THE EMSIAN PISCATAQUIS MAGMATIC BELT IN THE UPPER CONNECTICUT VALLEY, NEW HAMPSHIRE AND VERMONT
Correlation of Dgm with the on-strike Ironbound Mountain Formation to the north suggests that Dgm south of Maidstone, VT is the eastern base of the Eastern Vermont sequence, and that the older Frontenac Formation (possible correlative of the Waits River formation) is truncated by Monroe fault.
The rhyolite and accompanying mafic volcanic rock in the Littleton and Gile Mountain Formations are an extension of the Piscataquis magmatic belt (PMB), characterized by volcanic and coeval intrusive rocks within strata (Matagamon Sandstone, and Littleton, Seboomook and Tarratine Formations) for which the paleontologic age matches the isotopic age of the igneous rocks. Emsian strata outside the PMB, for example Dl of central and eastern New Hampshire, do not contain volcanic rock. The PMB extends from northeastern Maine down the Connecticut Valley to Massachusetts.
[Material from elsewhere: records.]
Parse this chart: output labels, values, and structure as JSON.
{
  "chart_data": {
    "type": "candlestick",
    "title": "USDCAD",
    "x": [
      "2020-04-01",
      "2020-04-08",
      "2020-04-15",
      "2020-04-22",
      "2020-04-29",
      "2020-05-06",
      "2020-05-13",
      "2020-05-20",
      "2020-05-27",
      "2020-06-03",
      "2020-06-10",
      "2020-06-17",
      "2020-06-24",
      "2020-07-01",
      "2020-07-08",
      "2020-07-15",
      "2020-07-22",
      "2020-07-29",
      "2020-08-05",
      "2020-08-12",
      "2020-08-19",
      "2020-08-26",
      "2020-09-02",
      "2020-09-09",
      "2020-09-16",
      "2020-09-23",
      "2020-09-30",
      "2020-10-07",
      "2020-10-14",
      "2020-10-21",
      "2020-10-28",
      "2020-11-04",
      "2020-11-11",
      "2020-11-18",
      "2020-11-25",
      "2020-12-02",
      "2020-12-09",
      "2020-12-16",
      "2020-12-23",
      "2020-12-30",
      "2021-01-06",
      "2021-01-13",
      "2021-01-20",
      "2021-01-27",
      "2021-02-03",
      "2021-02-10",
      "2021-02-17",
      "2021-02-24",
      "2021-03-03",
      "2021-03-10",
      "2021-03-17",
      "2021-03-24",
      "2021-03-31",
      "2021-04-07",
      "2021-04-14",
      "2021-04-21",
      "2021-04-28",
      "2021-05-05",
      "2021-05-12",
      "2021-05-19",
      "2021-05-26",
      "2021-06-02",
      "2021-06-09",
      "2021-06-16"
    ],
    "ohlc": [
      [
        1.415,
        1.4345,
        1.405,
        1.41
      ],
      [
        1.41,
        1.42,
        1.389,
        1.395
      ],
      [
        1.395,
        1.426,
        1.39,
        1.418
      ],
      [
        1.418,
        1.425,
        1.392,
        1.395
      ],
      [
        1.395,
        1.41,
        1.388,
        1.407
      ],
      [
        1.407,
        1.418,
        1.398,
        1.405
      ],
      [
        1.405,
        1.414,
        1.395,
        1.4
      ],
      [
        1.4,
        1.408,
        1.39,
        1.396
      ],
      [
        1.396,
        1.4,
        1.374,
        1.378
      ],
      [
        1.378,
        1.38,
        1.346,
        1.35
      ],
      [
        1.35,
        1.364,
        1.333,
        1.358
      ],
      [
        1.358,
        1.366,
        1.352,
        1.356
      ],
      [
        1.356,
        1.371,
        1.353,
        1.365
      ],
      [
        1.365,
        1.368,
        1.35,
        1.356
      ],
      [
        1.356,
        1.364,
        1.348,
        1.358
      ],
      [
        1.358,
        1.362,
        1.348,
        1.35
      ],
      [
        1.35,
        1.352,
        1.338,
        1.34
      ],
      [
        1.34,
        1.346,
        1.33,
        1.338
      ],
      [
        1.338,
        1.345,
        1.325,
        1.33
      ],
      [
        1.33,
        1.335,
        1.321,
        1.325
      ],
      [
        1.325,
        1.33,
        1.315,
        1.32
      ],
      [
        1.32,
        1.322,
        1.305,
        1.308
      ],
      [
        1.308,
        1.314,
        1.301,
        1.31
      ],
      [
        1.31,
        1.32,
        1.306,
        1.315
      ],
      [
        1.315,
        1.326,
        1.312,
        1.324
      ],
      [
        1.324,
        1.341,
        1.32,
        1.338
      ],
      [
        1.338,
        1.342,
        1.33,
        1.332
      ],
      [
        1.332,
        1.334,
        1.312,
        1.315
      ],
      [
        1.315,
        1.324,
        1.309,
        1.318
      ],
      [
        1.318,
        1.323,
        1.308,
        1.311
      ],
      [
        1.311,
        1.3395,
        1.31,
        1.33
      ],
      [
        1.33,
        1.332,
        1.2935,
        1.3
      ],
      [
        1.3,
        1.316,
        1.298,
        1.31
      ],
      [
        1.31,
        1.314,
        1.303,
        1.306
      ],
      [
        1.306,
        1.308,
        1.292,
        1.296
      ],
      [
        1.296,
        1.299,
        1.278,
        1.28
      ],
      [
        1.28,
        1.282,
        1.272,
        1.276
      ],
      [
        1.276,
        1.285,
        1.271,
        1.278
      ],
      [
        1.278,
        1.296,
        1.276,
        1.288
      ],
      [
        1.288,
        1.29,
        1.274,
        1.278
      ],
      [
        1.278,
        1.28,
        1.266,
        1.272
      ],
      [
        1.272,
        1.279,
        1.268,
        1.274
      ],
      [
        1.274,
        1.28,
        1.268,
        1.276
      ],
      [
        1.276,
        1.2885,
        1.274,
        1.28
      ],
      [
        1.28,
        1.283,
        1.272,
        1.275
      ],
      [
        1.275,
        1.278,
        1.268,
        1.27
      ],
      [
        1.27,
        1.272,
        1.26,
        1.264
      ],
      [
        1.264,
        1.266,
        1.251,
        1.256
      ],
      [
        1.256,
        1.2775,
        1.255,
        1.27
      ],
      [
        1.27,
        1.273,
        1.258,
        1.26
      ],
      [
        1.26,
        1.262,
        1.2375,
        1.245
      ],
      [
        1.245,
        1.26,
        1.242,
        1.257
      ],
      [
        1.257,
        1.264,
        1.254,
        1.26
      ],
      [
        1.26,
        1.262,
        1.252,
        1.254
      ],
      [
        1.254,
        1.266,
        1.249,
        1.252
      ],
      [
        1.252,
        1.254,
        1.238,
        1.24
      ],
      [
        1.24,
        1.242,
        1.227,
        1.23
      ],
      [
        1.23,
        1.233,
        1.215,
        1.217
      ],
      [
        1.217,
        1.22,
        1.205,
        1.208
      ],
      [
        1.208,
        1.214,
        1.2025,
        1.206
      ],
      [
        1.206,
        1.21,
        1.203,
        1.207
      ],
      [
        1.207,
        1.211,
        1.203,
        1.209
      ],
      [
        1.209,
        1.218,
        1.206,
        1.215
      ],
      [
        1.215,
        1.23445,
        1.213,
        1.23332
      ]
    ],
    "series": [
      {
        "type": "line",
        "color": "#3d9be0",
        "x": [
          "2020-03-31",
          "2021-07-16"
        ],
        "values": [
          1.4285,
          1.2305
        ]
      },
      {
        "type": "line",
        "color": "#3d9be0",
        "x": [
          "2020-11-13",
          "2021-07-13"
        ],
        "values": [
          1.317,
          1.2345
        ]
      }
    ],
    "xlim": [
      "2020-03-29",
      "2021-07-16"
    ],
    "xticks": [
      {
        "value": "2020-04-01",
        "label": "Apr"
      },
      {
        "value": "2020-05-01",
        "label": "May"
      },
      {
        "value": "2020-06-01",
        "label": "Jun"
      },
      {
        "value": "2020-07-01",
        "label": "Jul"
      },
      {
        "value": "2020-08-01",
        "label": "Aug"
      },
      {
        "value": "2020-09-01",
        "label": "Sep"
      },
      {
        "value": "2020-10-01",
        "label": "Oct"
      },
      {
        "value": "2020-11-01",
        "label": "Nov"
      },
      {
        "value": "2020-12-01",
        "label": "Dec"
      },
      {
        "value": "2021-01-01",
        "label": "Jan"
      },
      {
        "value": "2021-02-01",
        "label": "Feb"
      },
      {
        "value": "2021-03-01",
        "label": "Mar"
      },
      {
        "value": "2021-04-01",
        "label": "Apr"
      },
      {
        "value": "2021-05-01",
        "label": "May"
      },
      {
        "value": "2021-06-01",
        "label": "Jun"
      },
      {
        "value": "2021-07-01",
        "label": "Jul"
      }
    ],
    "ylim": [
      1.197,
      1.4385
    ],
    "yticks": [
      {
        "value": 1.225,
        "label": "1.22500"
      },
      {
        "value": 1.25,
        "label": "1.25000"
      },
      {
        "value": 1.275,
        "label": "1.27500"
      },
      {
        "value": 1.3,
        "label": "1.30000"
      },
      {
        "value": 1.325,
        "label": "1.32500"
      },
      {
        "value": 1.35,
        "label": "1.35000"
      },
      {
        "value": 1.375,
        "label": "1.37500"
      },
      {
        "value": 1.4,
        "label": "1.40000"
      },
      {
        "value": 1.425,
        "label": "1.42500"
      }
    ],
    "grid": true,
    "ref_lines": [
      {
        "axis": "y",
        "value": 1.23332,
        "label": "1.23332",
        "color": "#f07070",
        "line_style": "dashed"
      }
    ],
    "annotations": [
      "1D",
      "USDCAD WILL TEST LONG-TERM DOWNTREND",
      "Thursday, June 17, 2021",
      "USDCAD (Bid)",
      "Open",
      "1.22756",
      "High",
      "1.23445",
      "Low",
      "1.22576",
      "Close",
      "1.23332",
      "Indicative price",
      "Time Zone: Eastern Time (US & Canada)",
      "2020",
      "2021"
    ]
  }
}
Roughly coeval granitic plutons (some dated by others) intrude their volcanic and sedimentary cover and include the Fairlee pluton (410 ± 5 Ma), the Mt. Clough pluton (410 ± 5 Ma), and the Katahdin pluton of north central Maine (407.8 ± 1.2 Ma), which intrudes the Traveler Rhyolite (upper and lower members are 406.2 ± 0.69 and 407.3 ± 0.41 Ma, respectively). Resolution of apparently older ages for some plutons and interpretation of geochemical data are in progress.